Decir todo a Dios

Yo me había acostumbrado a visitar regularmente a una cristiana, viuda desde hacía un año, que vivía en una modesta granja. Tenía dos hijos: el mayor estaba casado y vivía bastante lejos. El segundo, Lucio, vivía con su madre y parecía no poder defenderse sin su ayuda.

La muerte del padre había sido terrible para este hijo. Cierto día la madre me comunicó llorando que tenía cáncer. No temía morir, porque sabía que entraría en el eterno descanso, pero estaba preocupada por su hijo, cuya tristeza y desasosiego serían inmensos.

¿Qué decir en semejante circunstancia?   ¿Dónde buscar consuelo, sino junto al «Padre de misericordia y Dios de toda consolación»? (2 Corintios 1:3). Entonces confiamos nuestra tristeza a Dios, seguros de que nos escucharía y contestaría. Dios se llevó a esta creyente dos meses más tarde.
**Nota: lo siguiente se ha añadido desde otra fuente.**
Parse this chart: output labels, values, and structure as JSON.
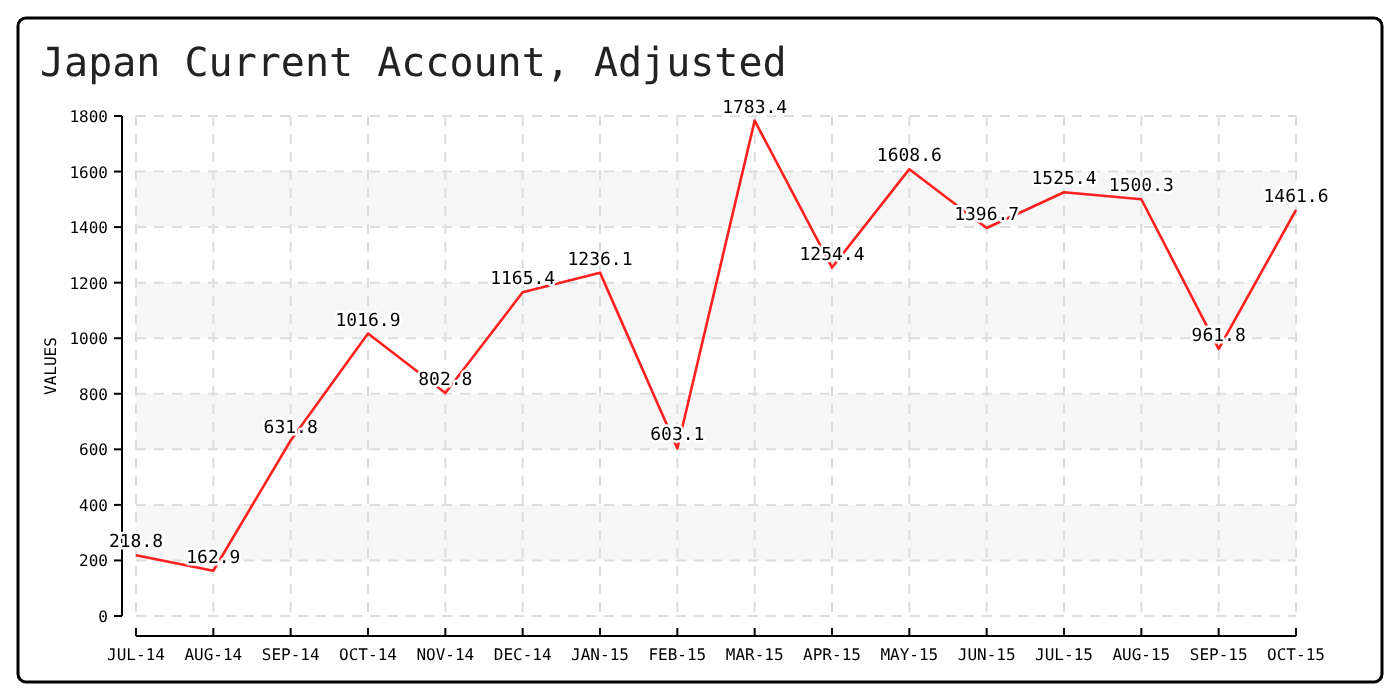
{
  "chart_data": {
    "type": "line",
    "title": "Japan Current Account, Adjusted",
    "ylabel": "VALUES",
    "categories": [
      "JUL-14",
      "AUG-14",
      "SEP-14",
      "OCT-14",
      "NOV-14",
      "DEC-14",
      "JAN-15",
      "FEB-15",
      "MAR-15",
      "APR-15",
      "MAY-15",
      "JUN-15",
      "JUL-15",
      "AUG-15",
      "SEP-15",
      "OCT-15"
    ],
    "series": [
      {
        "color": "#ff2020",
        "values": [
          218.8,
          162.9,
          631.8,
          1016.9,
          802.8,
          1165.4,
          1236.1,
          603.1,
          1783.4,
          1254.4,
          1608.6,
          1396.7,
          1525.4,
          1500.3,
          961.8,
          1461.6
        ]
      }
    ],
    "ylim": [
      0,
      1800
    ],
    "yticks": [
      0,
      200,
      400,
      600,
      800,
      1000,
      1200,
      1400,
      1600,
      1800
    ],
    "grid": true,
    "data_labels": true,
    "marker": "none",
    "line_style": "solid"
  }
}
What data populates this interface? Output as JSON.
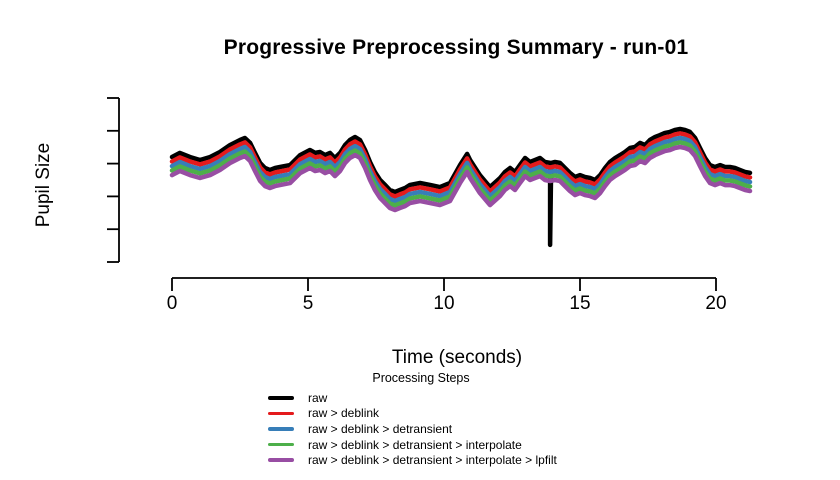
{
  "colors": {
    "background": "#ffffff",
    "axis": "#000000",
    "text": "#000000"
  },
  "chart_data": {
    "type": "line",
    "title": "Progressive Preprocessing Summary - run-01",
    "xlabel": "Time (seconds)",
    "ylabel": "Pupil Size",
    "legend_title": "Processing Steps",
    "legend_position": "bottom",
    "grid": false,
    "xlim": [
      0,
      21.5
    ],
    "ylim": [
      0,
      1
    ],
    "xticks": [
      0,
      5,
      10,
      15,
      20
    ],
    "yticks": [
      0,
      0.2,
      0.4,
      0.6,
      0.8,
      1.0
    ],
    "yticks_labeled": false,
    "x": [
      0.0,
      0.29,
      0.66,
      1.03,
      1.4,
      1.76,
      2.13,
      2.5,
      2.68,
      2.87,
      3.05,
      3.24,
      3.42,
      3.6,
      3.79,
      3.97,
      4.34,
      4.71,
      5.07,
      5.26,
      5.44,
      5.63,
      5.81,
      5.99,
      6.18,
      6.36,
      6.54,
      6.73,
      6.91,
      7.1,
      7.28,
      7.46,
      7.65,
      7.83,
      8.01,
      8.2,
      8.38,
      8.57,
      8.75,
      9.12,
      9.49,
      9.85,
      10.22,
      10.59,
      10.85,
      10.96,
      11.32,
      11.69,
      12.06,
      12.24,
      12.43,
      12.61,
      12.79,
      12.98,
      13.16,
      13.35,
      13.53,
      13.71,
      13.9,
      14.08,
      14.26,
      14.45,
      14.63,
      14.82,
      15.0,
      15.18,
      15.37,
      15.55,
      15.74,
      15.92,
      16.1,
      16.29,
      16.47,
      16.65,
      16.84,
      17.02,
      17.21,
      17.39,
      17.57,
      17.76,
      17.94,
      18.12,
      18.31,
      18.49,
      18.68,
      18.86,
      19.04,
      19.23,
      19.41,
      19.6,
      19.78,
      19.96,
      20.15,
      20.33,
      20.51,
      20.7,
      20.88,
      21.07,
      21.25
    ],
    "base_values": [
      0.64,
      0.665,
      0.64,
      0.622,
      0.64,
      0.671,
      0.713,
      0.744,
      0.756,
      0.726,
      0.665,
      0.604,
      0.573,
      0.561,
      0.573,
      0.579,
      0.591,
      0.652,
      0.683,
      0.665,
      0.671,
      0.652,
      0.665,
      0.634,
      0.665,
      0.713,
      0.744,
      0.762,
      0.744,
      0.683,
      0.61,
      0.549,
      0.5,
      0.47,
      0.439,
      0.427,
      0.439,
      0.451,
      0.47,
      0.482,
      0.47,
      0.457,
      0.482,
      0.591,
      0.659,
      0.622,
      0.53,
      0.457,
      0.512,
      0.549,
      0.573,
      0.549,
      0.591,
      0.634,
      0.61,
      0.622,
      0.634,
      0.61,
      0.604,
      0.61,
      0.604,
      0.573,
      0.543,
      0.518,
      0.53,
      0.518,
      0.512,
      0.5,
      0.53,
      0.573,
      0.61,
      0.634,
      0.652,
      0.671,
      0.695,
      0.701,
      0.726,
      0.713,
      0.744,
      0.762,
      0.774,
      0.787,
      0.793,
      0.805,
      0.811,
      0.805,
      0.793,
      0.756,
      0.695,
      0.634,
      0.591,
      0.579,
      0.591,
      0.579,
      0.579,
      0.573,
      0.561,
      0.549,
      0.543
    ],
    "series": [
      {
        "name": "raw",
        "color": "#000000",
        "offset": 0,
        "blink_artifact": {
          "time": 13.9,
          "min_value": 0.104
        }
      },
      {
        "name": "raw > deblink",
        "color": "#e41a1c",
        "offset": -0.027
      },
      {
        "name": "raw > deblink > detransient",
        "color": "#377eb8",
        "offset": -0.055
      },
      {
        "name": "raw > deblink > detransient > interpolate",
        "color": "#4daf4a",
        "offset": -0.082
      },
      {
        "name": "raw > deblink > detransient > interpolate > lpfilt",
        "color": "#984ea3",
        "offset": -0.11
      }
    ],
    "note": "Series are vertically offset copies of the same pupil trace; y-axis ticks are unlabeled; only the raw trace shows the downward blink spike near 13.9 s."
  }
}
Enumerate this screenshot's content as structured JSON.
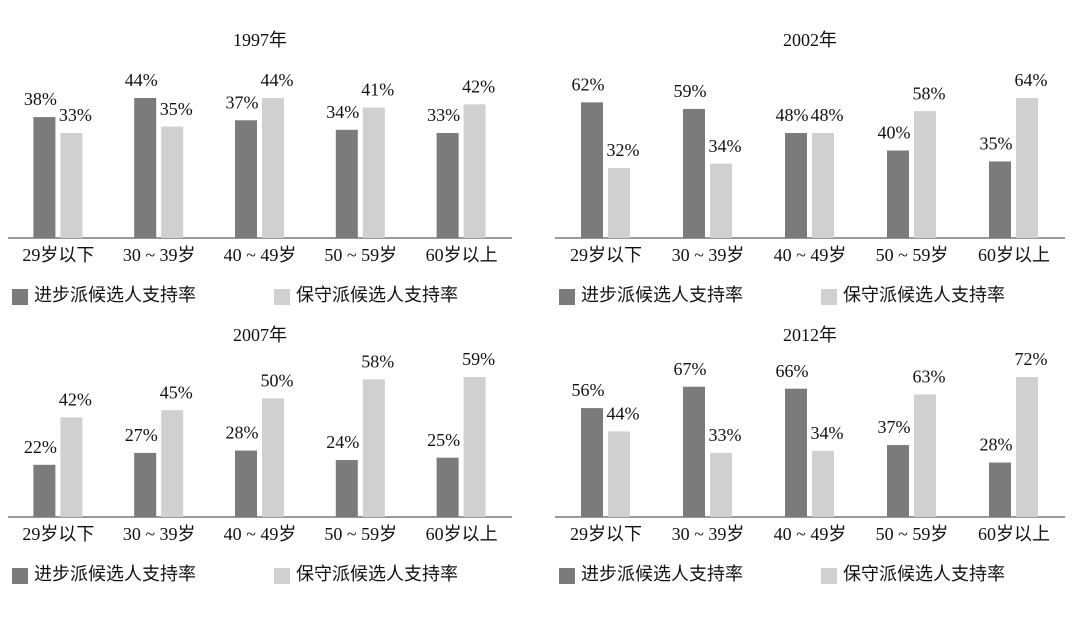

¿Qué le ocurrió al hijo tan amado? Su hermano y sus tíos le ayudaron a manejar la granja. Lucio pudo seguir ocupándose del rebaño. Su hermano lo visitaba una vez por mes para llevar las cuentas. La aldea también se solidarizó y Lucio trabó amistad con varias familias.

Pero ante todo, guardó la costumbre de su madre, quien leía todos los días su Biblia. Cuando las preocupaciones o la tristeza lo embargaban, volvía a hallar la paz en la Palabra de Dios.